Mejor así, pensé. Contaba los segundos que nos separaban de la puerta. Si conseguía alejarle de allí y dejarle con aquella puñalada de vacío, quizá aún tuviésemos una oportunidad. Dejé que Julián absorbiera la ruina de aquel lugar, que purgase su recuerdo.
—Tenías que volver y verla otra vez —dije—. Ahora ya ves que no hay nada. Es sólo un caserón viejo y deshabitado, Julián. Vayámonos a casa.
Me miró, pálido, y asintió. Le tomé de la mano y enfilamos el pasillo que conducía a la salida. La brecha de claridad del exterior apenas quedaba a media docena de metros. Pude oler la maleza y la llovizna en el aire. Entonces sentí que perdía la mano de Julián. Me detuve y me volví para encontrarle inmóvil, con la mirada clavada en la oscuridad.
—¿Qué pasa, Julián?
No contestó. Contemplaba hechizado la boca de un angosto corredor que conducía a las cocinas. Me aproximé hasta allí y escruté la tiniebla que arañaba la llama azul del mechero de gasolina. La puerta al extremo del pasillo estaba tapiada. Un muro de ladrillos rojos, toscamente dispuestos entre argamasa que sangraba por las comisuras. No comprendí bien qué significaba, pero sentí que el frío me robaba el aliento. Julián se acercaba lentamente hacia allí.

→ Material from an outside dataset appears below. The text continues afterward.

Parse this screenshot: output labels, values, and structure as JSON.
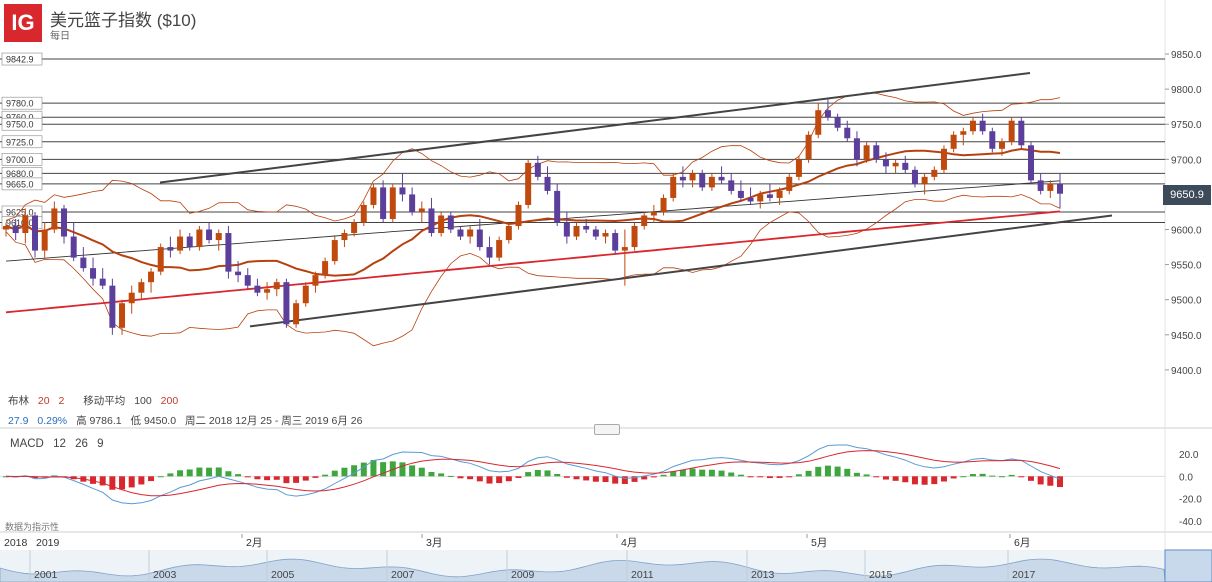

Todas las demás puertas, en el corredor —en toda la casa—, estaban abiertas, desprovistas de cerraduras y pomos. Excepto aquélla. Una compuerta de ladrillos rojos oculta en el fondo de un corredor lúgubre y escondido. Julián posó las manos sobre los adoquines de arcilla escarlata.
—Julián, por favor, vayámonos ya…
El impacto de su puño sobre la pared de ladrillos arrancó un eco hueco y cavernoso al otro lado. Me pareció que le temblaban las manos cuando posaba el mechero en el suelo y me indicaba que me retirase unos pasos.
—Julián…
La primera patada arrancó una lluvia de polvo rojizo. Julián embistió de nuevo. Creí que había oído sus huesos crujir. Julián no se inmutó. Golpeaba el muro una y otra vez, con la rabia de un preso abriéndose camino hacia la libertad. Le sangraban los puños y los brazos cuando el primer ladrillo se quebró y cayó al otro lado. Con dedos ensangrentados, Julián empezó entonces a forcejear por agrandar aquel marco en la oscuridad. Jadeaba, exhausto y poseído de una furia de la que nunca le habría creído posible. Uno a uno, los ladrillos fueron cediendo y el muro se abatió. Julián se detuvo, cubierto de sudor frío, las manos despellejadas. Tomó el mechero y lo posó sobre el borde de uno de los ladrillos. Una puerta de madera labrada con motivos de ángeles se alzaba al otro lado. Julián acarició los relieves de la madera, como si leyese un jeroglífico. La puerta se abrió bajo la presión de sus manos.
Una tiniebla azul, espesa y gelatinosa, emanaba del otro lado. Más allá se intuía una escalinata. Peldaños de piedra negra descendían hasta donde se perdía la sombra. Julián se volvió un instante y le encontré la mirada. Vi en ella miedo y desesperanza, como si intuyese la negrura. Negué en silencio, implorándole que no descendiese. Se volvió, abatido, y se zambulló en la oscuridad. Me asomé al marco de adoquines y le vi descender por la escalera, casi tambaleándose. La llama temblaba, apenas ya un soplo de azul transparente.